Dabei kann der Kölner "Delphinbecher" als spätantikes "Vorbild" für die fränkischen Rüsselbecher angesehen werden, die vermuten lassen, dass die Franken das römische Handwerk der Glasherstellung ungebrochen weiterführten.

 

"Delphinbecher" (Konchylienbecher)

Köln

4. Jahrhundert [4][9]

Farbloses Glas mit dunkelblauen

Aufsätzen und geblasenen Auflagen

zwei Reihen kleiner Delphine

Römisch-Germanisches Museum

Köln

© [hmh, Foto: Klaus A.E. Weber

 

Diatretbecher │ dekorativer "Käfig"

Unüberbietbare Perfektion und zerbrechlicher Höhepunkt antiker Glaskunst [5][8][45]

 

250 - 4. Jahrhundert

Die "Diatrete" - Netzgläser - bilden als besondere Prachtgefäße und teuerste Glasgattung der Spätantike den Höhepunkt antiker-römischer Glaskunst.[52]

Die römischen Diatretgläser erlangten um 250 n. Chr. bis hin zum 4. Jahrhundert n.

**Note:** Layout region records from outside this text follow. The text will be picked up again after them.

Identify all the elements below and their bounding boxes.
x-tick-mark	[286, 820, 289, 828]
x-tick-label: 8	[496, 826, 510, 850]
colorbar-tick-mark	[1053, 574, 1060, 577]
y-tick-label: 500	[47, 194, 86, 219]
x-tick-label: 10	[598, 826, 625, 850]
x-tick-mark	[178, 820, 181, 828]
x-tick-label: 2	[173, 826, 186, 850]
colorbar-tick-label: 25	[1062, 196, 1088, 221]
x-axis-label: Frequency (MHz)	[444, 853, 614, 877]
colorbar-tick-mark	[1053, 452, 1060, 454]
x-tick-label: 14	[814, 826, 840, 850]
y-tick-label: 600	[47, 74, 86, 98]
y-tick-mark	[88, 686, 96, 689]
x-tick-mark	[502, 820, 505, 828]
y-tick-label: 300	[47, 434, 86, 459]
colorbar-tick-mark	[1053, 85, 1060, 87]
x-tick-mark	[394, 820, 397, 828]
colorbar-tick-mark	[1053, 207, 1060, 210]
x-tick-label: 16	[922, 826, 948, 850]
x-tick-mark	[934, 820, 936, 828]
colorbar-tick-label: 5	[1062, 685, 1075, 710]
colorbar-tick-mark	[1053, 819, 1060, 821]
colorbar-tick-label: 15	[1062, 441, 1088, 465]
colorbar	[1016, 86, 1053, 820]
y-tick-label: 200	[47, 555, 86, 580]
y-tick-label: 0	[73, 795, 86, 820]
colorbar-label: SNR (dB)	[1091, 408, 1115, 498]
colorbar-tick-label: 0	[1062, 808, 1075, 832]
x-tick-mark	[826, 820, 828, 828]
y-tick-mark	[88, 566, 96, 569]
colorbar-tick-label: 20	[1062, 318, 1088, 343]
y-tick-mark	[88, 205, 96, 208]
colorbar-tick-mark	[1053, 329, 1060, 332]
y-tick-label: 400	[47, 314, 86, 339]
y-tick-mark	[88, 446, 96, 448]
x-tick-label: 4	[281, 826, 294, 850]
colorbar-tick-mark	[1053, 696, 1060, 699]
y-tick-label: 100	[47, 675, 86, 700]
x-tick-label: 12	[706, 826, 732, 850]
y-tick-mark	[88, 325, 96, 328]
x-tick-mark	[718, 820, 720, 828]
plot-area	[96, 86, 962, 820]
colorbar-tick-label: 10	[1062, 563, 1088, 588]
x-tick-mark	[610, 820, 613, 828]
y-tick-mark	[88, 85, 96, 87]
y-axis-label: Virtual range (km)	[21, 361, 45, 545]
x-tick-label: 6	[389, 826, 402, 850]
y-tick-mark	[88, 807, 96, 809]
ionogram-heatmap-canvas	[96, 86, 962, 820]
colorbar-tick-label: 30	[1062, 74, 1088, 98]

Chr. demonstrative Bekanntheit als besonderes, teures Luxusgut (Lampe│Trinkgefäß). [45]

Neben anderen Diatretgläsern gilt der zarte, glasklare Diatretbecher (Diatreton) aus einem spätrömischen Grab (4. Jahrhundert n. Chr.) in Köln-Braunsfeld als das einzige weltweit gut erhaltene dreifarbige Netzdiatret mit Farbübergang in den Glasflussstegen - zarter grüner Netzkorb, gelber Kragen - und Schriftzug in purpurnen Buchstaben unterhalb der Mündung in altgriechischer Sprache für den Verwendungszweck (Trinkspruch):[8]

ΠΙΕ ΖΗCΑΙC ΚΑΛѠC ΑΕΙ (= PIE ZESAIS KALOS AEI)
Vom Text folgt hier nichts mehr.